Microsoft's internal AI code review assistant covers 90% of 600,000 pull requests per month, cutting PR completion time 10–20%
What began as an internal experiment at Microsoft has scaled to support over 90% of the company's pull requests — more than 600,000 per month — with early data showing a 10–20% median improvement in PR completion time across 5,000 onboarded repositories.
Background
Microsoft's engineering organization processes an enormous volume of pull requests across thousands of repositories and tens of thousands of developers. The traditional PR review workflow created friction: reviewers spent time on low-value feedback (naming, style, minor bugs), while higher-priority concerns (architectural risk, security, complex logic) could be delayed or missed. Some PRs waited days or weeks before merging. Microsoft built a scalable AI reviewer to handle routine review tasks, freeing human reviewers for higher-level analysis.
What Was Implemented
- Deployed an AI code review assistant (PRAssistant) that automatically joins each pull request as a reviewer upon creation
- Generates categorized inline comments (exception handling, null check, sensitive data, etc.) visible in the PR discussion thread
- Offers suggested code changes that authors can accept in one click; changes are attributed to commit history
- Generates a written PR summary describing the intent and key changes of each diff
- Provides a conversational Q&A interface within the PR thread ("Ask the AI") for on-demand code explanation
- Supports repository-specific customization including custom review prompts and team-defined guidelines
- Built in collaboration with Microsoft's Developer Division Data & AI team; learnings fed into GitHub Copilot for Pull Request Reviews (GA April 2025)
Results
The AI code review assistant now covers over 90% of Microsoft's pull requests , representing more than 600,000 PRs per month . A data science study across 5,000 onboarded repositories found 10–20% median improvement in PR completion time . Engineers reported catching bugs earlier, completing PRs sooner, and enforcing consistent best practices. The tool also accelerated onboarding for new developers by providing continuous, contextual feedback on code quality.
Lessons
- Embedding the AI reviewer directly in the existing PR thread — requiring no new UI or separate tooling — was a critical adoption driver at scale.

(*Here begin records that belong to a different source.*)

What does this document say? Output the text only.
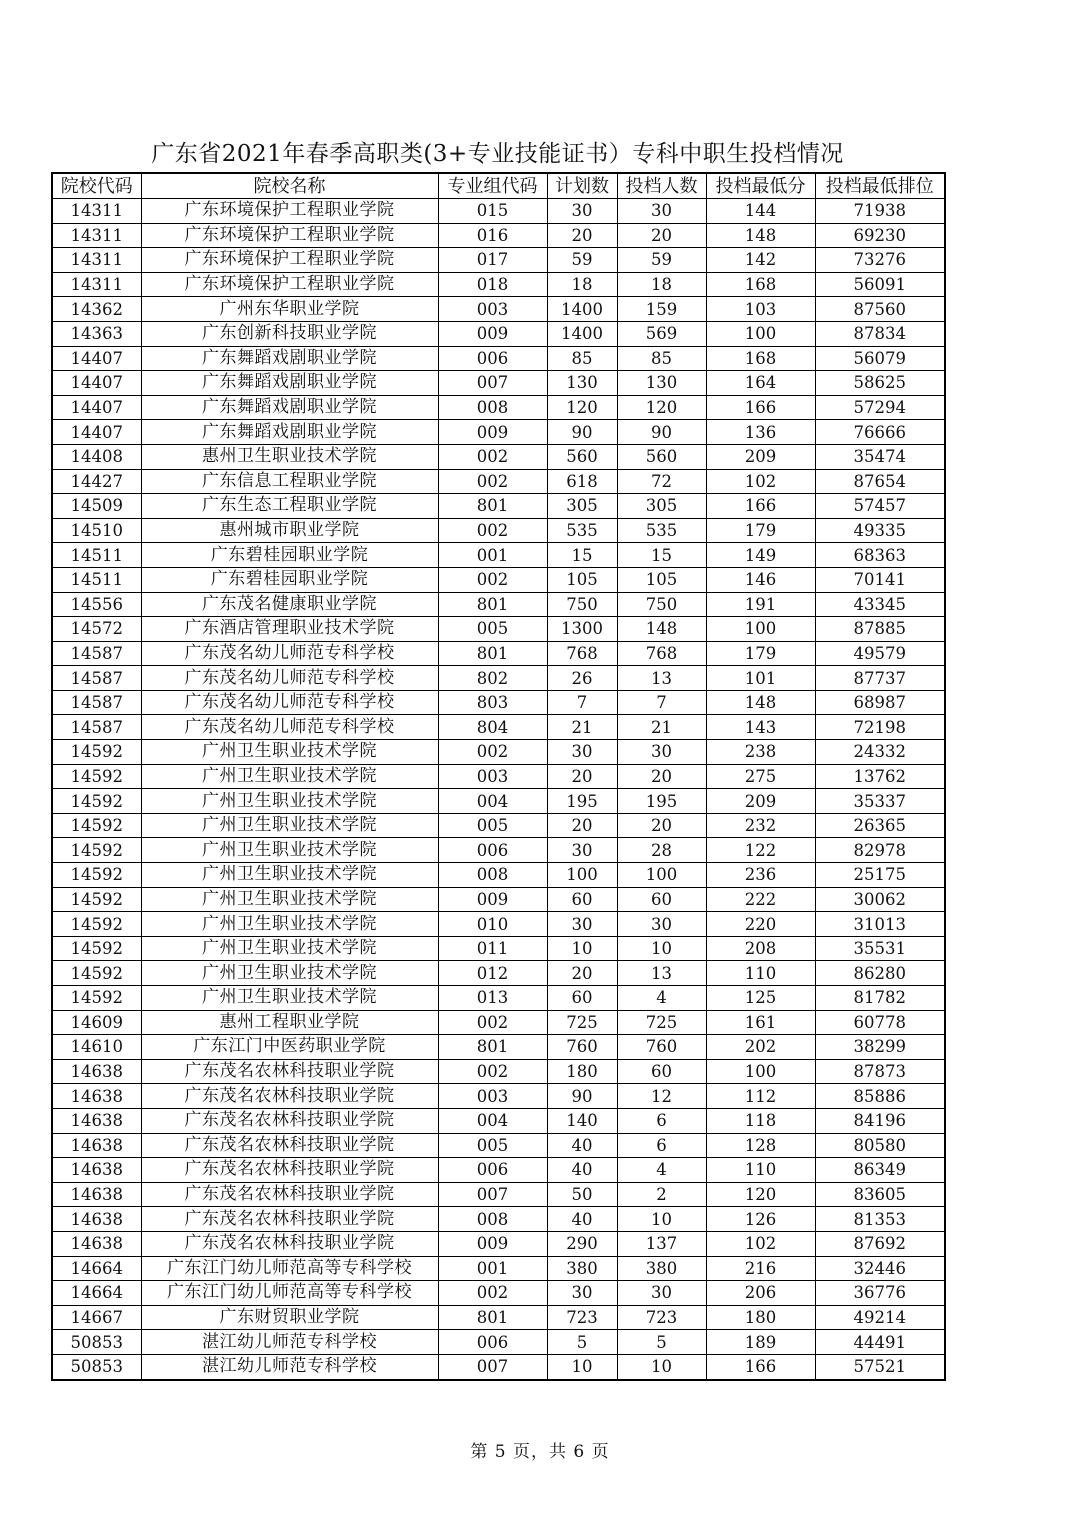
广东省2021年春季高职类(3+专业技能证书）专科中职生投档情况
院校代码	院校名称	专业组代码	计划数	投档人数	投档最低分	投档最低排位
14311	广东环境保护工程职业学院	015	30	30	144	71938
14311	广东环境保护工程职业学院	016	20	20	148	69230
14311	广东环境保护工程职业学院	017	59	59	142	73276
14311	广东环境保护工程职业学院	018	18	18	168	56091
14362	广州东华职业学院	003	1400	159	103	87560
14363	广东创新科技职业学院	009	1400	569	100	87834
14407	广东舞蹈戏剧职业学院	006	85	85	168	56079
14407	广东舞蹈戏剧职业学院	007	130	130	164	58625
14407	广东舞蹈戏剧职业学院	008	120	120	166	57294
14407	广东舞蹈戏剧职业学院	009	90	90	136	76666
14408	惠州卫生职业技术学院	002	560	560	209	35474
14427	广东信息工程职业学院	002	618	72	102	87654
14509	广东生态工程职业学院	801	305	305	166	57457
14510	惠州城市职业学院	002	535	535	179	49335
14511	广东碧桂园职业学院	001	15	15	149	68363
14511	广东碧桂园职业学院	002	105	105	146	70141
14556	广东茂名健康职业学院	801	750	750	191	43345
14572	广东酒店管理职业技术学院	005	1300	148	100	87885
14587	广东茂名幼儿师范专科学校	801	768	768	179	49579
14587	广东茂名幼儿师范专科学校	802	26	13	101	87737
14587	广东茂名幼儿师范专科学校	803	7	7	148	68987
14587	广东茂名幼儿师范专科学校	804	21	21	143	72198
14592	广州卫生职业技术学院	002	30	30	238	24332
14592	广州卫生职业技术学院	003	20	20	275	13762
14592	广州卫生职业技术学院	004	195	195	209	35337
14592	广州卫生职业技术学院	005	20	20	232	26365
14592	广州卫生职业技术学院	006	30	28	122	82978
14592	广州卫生职业技术学院	008	100	100	236	25175
14592	广州卫生职业技术学院	009	60	60	222	30062
14592	广州卫生职业技术学院	010	30	30	220	31013
14592	广州卫生职业技术学院	011	10	10	208	35531
14592	广州卫生职业技术学院	012	20	13	110	86280
14592	广州卫生职业技术学院	013	60	4	125	81782
14609	惠州工程职业学院	002	725	725	161	60778
14610	广东江门中医药职业学院	801	760	760	202	38299
14638	广东茂名农林科技职业学院	002	180	60	100	87873
14638	广东茂名农林科技职业学院	003	90	12	112	85886
14638	广东茂名农林科技职业学院	004	140	6	118	84196
14638	广东茂名农林科技职业学院	005	40	6	128	80580
14638	广东茂名农林科技职业学院	006	40	4	110	86349
14638	广东茂名农林科技职业学院	007	50	2	120	83605
14638	广东茂名农林科技职业学院	008	40	10	126	81353
14638	广东茂名农林科技职业学院	009	290	137	102	87692
14664	广东江门幼儿师范高等专科学校	001	380	380	216	32446
14664	广东江门幼儿师范高等专科学校	002	30	30	206	36776
14667	广东财贸职业学院	801	723	723	180	49214
50853	湛江幼儿师范专科学校	006	5	5	189	44491
50853	湛江幼儿师范专科学校	007	10	10	166	57521
第 5 页，共 6 页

- Categorizing AI comments by type (security, null handling, etc.) helps authors and reviewers quickly triage and prioritize feedback.
- Preserving human accountability (changes attributed to commit history, humans in control of accepting suggestions) is essential for trust and transparency.
- Internal 1P dogfooding generates actionable product insights that directly shaped a major external product (GitHub Copilot for PR Reviews).
- At scale, even a 10–20% reduction in median PR completion time generates substantial developer-hours savings across 600K monthly PRs.